2. Transcripts encoding phosphodiesterase enzymes (Pde5a and Pde11a) and other cGMP-associated genes (Mrp4, Npr2, and Npr3) were increased (i.e., up-regulation in transcripts) under the conditions of hyperammonaemia (ANOVA followed by Turkey’s or Dunnett’s multiple comparison tests). Although one study [Ref. 51] showed that ammonia increased both mRNA and its protein in rat astrocytes and human cerebral cortex from patients with hepatic encephalopathy, it is not clear that up-regulated transcripts could result in synthesis of corresponding proteins, where energy production system is impaired by hyperammonaemia (e.g., increased brain lactate [Butterworth, Drugs 2019;79:S17-S21]).

 

Minor points

1. These words such as hyperammonaemia (HA) and central nervous system (CNS) do not need to be abbreviated.

 

2. What is “A” at line 395.

Reviewer 3 Report

The authors address the role of the natriuretic peptide system  in ammonia-affected astrocytes.  In terms of biochemical techniques the study is performed correctly. However, two aspects of this work play down its significance: a) limited relevance of the cell population used, b) lack of essentially  novel information to be derived from the study.

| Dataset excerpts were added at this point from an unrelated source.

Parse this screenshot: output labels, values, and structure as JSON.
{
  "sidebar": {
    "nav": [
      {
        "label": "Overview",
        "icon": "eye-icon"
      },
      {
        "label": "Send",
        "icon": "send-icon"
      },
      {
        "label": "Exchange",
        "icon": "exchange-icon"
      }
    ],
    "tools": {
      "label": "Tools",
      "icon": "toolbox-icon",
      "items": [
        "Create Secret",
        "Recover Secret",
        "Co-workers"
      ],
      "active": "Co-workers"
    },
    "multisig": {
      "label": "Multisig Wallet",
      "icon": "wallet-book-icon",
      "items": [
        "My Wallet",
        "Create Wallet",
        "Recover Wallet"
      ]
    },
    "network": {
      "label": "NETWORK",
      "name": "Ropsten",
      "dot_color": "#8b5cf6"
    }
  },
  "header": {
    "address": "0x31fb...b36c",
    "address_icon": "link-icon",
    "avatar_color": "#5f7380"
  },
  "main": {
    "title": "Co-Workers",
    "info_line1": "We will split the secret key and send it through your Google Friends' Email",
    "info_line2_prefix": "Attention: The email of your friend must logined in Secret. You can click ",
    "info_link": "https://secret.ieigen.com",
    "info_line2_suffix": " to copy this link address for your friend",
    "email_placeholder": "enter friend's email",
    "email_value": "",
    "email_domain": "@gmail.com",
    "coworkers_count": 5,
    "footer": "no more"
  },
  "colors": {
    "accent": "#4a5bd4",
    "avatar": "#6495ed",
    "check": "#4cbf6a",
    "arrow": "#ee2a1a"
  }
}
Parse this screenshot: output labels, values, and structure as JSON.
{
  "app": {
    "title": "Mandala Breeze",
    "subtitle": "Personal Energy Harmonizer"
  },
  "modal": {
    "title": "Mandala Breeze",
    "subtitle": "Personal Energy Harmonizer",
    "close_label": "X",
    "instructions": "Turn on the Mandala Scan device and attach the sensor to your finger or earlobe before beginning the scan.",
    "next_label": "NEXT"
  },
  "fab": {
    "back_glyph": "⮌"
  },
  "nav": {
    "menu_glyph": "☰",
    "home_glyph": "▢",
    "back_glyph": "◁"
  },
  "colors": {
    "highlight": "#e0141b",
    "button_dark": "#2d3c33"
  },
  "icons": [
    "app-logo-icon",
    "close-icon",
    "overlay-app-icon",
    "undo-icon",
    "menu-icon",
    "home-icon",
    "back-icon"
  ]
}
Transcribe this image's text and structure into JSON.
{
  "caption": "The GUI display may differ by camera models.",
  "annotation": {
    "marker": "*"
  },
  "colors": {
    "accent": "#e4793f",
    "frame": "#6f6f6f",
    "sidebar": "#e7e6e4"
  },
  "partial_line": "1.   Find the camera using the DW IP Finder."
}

a) The study was performed on C6 cells - an astroglioma cell line whose phenotype is very remote from astrocytes. The metabolic  processes in which C6 cells differ from astrocytes (native or cultured)  directly pertain to the role of astrocytes in brain physiology and pathology. These include among others  the mechanism of glutamate transport (predominantly by xc- transporter mediated Glu-Cys exchange, not GLAST/GLT1, Cho and Bannai, J Neurochem 1990), or energy metabolism (excessive lactate production vs consumption, Bouzier et al., JBC 1998). At the gene expression level, substantial differences have been found regarding expression of purinergic enzymes and transporters  (Parkinson et al., J Neurosci Res 2006 Sep;84(4):801-8. Therefore, the results of the present study cannot be safely considered as representing astrocytic response. Down this valley, the absence of increase by ammonia of SNP-evoked NO synthesis in ammonia-treated C6 cells (Fig. 4) is at variance with what may be predicted for ammonia-treated astrocytes, as ammonia under conditions similar to the present study invariably increases iNOS expression and activity in cultured astrocytes (Schliess et al., FASEB J. 2002 16(7), 739-741; Sinke et al.,  J Neurochem. 2008, 106, 2302-2311; Zielinska et al., J Neurochem, 2015, 135, 1272-1281, and many other references). Further confirmation of observations made here  cultured astrocytes is always strongly recommended. However, this recommendation does not hold for the present study because:

b) Important observations on the role of CNP in ammonia-treated astrocytes, exceeding in number and significance those reported here, have already been made in cultured astrocytes, or in in vivo/ex vivo systems in which experimental conditions are designed to distinguish astrocytic response. Some the previous studies, showing responses in cultured astrocytes and endothelial cells, have been duly quoted by the authors (refs. 16-18). Other, more recent observations include demonstration of the modulatory role of CNP/PKG pathway in ammonia-induced astrocytic swelling and brain edema (Konopacka et al., J Neurochem, 2009, 109, 246–251) and of CNP as an attenuator of oxidative stress in ammonia-exposed astrocytes (Skowronska et al., J Neurochem. 2010 115, 1068-1076).

 

Relatively minor point:

The term “hyperammonemia” denotes increased blood ammonia in vivo,  It should therefore be replaced with “ammonia exposure”.